Thank you so much for saying ‘that’s good that my scans have come back normal, but there’s definitely something wrong, so please keep looking’! I’m still searching for a diagnosis at the moment, and it’s so hard to get doctors and specialists to actually want to look for what’s been wrong with me for the last two years. I just feel like I’m constantly fighting for doctors to care, and they just don’t, and I don’t know why. Thank you very much for the reassurance, you are amazing! ❤️

Oh dear, you look gorgeous!! I love your hair😍 Could you do a tutorial on This?

I think one of the hardest parts of invisible chronic illness is when the symptoms are intermittent. Friends and family think you’re faking it. Even doctors doubt you’re telling the truth if one day you can’t walk and the next day you can. Sending giant positive vibes to everyone who knows what I’m talking about.

I was diagnosed with mosaic type (more than likely) down syndrome as a child but my mom never told me so I didn't find out it was in my medical records. I always felt bad that I couldn't keep a job but had to go to adult day programs. I am a valuable asset there and people like me is what I try to hang on to but sometimes I feel like I could be doing more and should be doing more. But I have a lot of physical and mental health conditions so I don't feel I can. I understand why my mom didn't tell me especially as a child but I wish she had as an adult. I would have known about my lung issues and probably not almost died 2 years ago and that's when I found out I had downs syndrome and reading up on it even though it is different for everyone a lot of the symptoms resonated with me. I don't feel quite as guilty for not being able so many people knew I wasn't lazy but thought I was sabotaging myself or something but now that is my disorder is known my friends family and treatment team are so much more understanding and now I'm just trying not to be so hard on myself.

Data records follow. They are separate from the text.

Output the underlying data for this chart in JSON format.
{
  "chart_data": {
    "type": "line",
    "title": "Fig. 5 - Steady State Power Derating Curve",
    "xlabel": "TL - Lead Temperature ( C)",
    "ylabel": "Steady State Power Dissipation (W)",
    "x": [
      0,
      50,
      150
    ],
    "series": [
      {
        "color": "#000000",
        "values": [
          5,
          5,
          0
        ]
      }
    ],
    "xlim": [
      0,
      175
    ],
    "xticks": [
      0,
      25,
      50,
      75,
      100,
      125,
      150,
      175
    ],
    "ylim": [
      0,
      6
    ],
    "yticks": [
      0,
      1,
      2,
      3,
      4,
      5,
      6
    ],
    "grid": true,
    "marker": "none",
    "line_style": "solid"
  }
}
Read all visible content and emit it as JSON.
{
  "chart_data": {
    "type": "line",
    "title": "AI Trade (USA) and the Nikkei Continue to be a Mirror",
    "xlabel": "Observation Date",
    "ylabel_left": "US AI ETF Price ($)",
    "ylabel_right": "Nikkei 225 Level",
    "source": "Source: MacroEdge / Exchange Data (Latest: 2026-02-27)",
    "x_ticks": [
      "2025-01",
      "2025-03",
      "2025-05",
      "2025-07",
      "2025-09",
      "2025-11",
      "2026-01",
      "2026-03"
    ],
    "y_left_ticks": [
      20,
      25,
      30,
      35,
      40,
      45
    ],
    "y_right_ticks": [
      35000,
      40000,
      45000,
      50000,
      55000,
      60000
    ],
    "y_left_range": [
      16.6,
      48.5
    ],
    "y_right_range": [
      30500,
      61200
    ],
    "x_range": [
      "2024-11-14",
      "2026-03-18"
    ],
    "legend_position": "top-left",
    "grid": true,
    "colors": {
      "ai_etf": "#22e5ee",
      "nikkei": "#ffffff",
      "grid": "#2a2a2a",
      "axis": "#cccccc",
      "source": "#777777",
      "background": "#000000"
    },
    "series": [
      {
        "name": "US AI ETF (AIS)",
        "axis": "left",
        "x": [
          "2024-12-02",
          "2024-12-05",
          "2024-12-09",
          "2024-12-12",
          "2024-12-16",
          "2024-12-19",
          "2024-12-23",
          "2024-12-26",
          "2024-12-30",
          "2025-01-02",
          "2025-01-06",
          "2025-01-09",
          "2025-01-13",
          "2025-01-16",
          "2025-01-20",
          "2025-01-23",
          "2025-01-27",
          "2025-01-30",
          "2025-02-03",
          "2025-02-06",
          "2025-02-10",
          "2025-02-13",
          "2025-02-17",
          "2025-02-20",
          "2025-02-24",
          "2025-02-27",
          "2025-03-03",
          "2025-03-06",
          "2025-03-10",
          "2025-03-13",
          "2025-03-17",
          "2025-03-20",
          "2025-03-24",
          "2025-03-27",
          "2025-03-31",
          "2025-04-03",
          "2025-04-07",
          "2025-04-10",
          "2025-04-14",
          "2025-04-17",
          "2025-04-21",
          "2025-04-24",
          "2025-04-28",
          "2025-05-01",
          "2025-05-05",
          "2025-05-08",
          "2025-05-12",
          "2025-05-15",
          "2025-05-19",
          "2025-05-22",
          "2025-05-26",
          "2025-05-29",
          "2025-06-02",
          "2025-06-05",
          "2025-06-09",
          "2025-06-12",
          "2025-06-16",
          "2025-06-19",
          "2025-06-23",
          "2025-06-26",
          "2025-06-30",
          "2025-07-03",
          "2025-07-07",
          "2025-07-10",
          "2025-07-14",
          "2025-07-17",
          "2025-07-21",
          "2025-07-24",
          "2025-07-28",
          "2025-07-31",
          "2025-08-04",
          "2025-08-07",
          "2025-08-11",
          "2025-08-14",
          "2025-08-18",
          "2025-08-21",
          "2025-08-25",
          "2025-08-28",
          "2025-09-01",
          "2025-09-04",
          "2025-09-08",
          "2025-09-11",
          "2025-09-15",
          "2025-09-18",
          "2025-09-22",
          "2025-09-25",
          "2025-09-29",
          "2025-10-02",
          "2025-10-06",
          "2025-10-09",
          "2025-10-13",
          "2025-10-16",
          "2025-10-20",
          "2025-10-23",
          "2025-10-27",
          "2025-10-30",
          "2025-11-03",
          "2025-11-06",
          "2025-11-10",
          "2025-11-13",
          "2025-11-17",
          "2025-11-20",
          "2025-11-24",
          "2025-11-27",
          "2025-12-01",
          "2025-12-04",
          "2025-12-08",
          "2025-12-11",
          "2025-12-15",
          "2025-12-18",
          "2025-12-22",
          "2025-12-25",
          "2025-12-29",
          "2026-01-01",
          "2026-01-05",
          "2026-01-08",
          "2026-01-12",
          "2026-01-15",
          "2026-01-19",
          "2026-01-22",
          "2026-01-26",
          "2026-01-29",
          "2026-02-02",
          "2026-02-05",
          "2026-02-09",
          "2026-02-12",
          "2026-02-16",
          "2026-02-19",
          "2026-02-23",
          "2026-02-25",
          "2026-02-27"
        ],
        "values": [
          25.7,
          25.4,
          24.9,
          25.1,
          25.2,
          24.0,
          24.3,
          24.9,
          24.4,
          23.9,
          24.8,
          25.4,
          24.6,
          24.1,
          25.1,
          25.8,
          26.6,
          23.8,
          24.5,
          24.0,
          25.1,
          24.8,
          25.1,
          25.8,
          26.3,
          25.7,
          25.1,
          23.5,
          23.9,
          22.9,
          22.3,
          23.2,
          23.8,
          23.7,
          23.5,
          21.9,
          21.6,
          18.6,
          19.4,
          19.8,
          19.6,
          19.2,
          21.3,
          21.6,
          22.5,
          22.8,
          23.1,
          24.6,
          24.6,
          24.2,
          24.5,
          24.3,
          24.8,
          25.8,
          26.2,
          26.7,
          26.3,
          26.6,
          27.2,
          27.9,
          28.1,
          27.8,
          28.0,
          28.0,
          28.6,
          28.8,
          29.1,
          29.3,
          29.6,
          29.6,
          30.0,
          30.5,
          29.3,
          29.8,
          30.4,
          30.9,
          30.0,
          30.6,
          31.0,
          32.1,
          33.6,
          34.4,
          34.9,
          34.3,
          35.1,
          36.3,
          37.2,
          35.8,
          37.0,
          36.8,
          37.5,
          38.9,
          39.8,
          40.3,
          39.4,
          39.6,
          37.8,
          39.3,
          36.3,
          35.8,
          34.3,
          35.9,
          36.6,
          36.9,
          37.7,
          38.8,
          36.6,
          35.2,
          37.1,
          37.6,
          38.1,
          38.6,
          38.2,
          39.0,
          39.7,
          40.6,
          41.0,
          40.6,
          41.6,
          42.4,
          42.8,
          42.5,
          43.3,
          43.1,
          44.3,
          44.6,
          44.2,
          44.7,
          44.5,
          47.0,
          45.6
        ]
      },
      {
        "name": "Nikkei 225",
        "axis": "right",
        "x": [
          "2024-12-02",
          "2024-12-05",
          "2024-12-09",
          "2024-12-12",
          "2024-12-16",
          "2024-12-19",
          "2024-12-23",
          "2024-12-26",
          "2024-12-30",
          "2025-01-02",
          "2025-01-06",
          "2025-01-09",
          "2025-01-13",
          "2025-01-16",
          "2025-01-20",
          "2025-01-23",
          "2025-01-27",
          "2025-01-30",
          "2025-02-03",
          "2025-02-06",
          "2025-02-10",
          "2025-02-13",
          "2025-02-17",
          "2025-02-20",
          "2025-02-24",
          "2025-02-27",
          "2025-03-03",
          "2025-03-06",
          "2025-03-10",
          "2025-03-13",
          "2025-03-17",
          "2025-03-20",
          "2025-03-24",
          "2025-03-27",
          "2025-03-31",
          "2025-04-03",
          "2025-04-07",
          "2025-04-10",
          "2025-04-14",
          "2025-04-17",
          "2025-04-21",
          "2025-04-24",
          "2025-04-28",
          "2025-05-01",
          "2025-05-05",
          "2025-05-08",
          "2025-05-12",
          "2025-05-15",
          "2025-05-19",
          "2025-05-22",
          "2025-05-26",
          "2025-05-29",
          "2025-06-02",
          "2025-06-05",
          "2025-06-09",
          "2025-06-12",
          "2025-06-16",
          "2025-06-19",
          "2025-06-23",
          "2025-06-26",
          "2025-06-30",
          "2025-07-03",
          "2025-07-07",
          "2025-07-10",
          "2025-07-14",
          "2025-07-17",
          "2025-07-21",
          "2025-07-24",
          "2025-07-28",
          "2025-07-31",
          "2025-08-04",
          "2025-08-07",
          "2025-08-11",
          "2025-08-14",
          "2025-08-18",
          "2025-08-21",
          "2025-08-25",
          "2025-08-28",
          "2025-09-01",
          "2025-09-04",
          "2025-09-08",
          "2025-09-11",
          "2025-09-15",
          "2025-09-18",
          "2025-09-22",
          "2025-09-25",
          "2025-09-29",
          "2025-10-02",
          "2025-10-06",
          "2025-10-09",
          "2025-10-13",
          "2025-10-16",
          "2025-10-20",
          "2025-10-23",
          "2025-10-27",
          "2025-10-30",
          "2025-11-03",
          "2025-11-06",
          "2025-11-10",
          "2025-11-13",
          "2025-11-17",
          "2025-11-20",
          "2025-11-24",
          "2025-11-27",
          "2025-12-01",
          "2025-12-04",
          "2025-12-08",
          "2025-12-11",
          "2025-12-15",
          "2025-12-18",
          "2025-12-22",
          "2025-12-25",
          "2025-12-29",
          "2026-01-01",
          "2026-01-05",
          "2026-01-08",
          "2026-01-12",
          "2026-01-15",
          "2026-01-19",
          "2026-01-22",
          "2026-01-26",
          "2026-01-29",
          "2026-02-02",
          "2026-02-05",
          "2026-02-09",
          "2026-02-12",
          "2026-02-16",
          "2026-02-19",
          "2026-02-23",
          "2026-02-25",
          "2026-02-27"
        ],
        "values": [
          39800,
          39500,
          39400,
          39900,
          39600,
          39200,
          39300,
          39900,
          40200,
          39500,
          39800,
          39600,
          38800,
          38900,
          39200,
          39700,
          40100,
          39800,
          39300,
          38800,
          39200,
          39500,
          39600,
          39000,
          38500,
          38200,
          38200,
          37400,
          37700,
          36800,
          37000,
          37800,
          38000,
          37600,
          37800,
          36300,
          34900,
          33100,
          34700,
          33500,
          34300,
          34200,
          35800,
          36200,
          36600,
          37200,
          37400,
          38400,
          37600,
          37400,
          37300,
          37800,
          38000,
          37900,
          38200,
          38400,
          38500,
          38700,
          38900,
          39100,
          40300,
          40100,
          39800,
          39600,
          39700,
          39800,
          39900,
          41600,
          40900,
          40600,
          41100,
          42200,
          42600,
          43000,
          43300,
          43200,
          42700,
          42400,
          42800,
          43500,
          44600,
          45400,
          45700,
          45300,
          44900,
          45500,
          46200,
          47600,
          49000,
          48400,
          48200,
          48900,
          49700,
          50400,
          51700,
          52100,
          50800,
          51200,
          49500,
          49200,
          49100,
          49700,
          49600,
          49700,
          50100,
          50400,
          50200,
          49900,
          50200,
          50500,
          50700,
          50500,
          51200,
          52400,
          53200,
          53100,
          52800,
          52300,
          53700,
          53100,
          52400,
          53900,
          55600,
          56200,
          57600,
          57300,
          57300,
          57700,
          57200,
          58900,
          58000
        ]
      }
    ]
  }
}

The way you distinguish between guilt and shame is so powerful. Thank you.

Great video! I watched Britain’s Missing Top Model, partly because I used to be Sophie’s neighbour and also because I was expecting something that might actually challenge people’s assumptions about disability. I still can’t believe that the BBC exposed you to such awful bullying and I agree they’d have a hard time getting away with it, now. And as for challenging assumptions and stereotypes, they failed miserably. I’m just so sorry you had that experience. In solidarity xx

Honestly thank you so much for this! I’m struggling with an undiagnosed chronic illness right now and it’s so hard

I feel guilt and shame everyday especially when it comes to household chores (not so much now I live alone and I don’t have someone belittling me coz they say I’m lazy which is what my step dad did when I was living with my mum and him up until a few months ago), I have a full time job that takes all of my energy and I get home I’m just so sore and tired I can’t be arsed cleaning. And now that I’m really thinking about it I really shouldn’t be in the line of work I’m in. I was born with a condition called club foot ( I don’t know the medical name) but a really bad case, so my feet were turned so my toes were pointing towards each other but also the soles of my feet were pointing back. I did have surgery to correct this at 18 months old. I’m now 35 and still by the end of shopping I come out to the car walking how you said you walk but I actually start shopping that way it just get progressively worse. I don’t have a disabled car park card thingy ( and I think I would greatly benefit from having one) 1 because it’s really hard to get them in Australia and 2 I’m a very large person so I think people would largely think well she’s just fat she isn’t disabled.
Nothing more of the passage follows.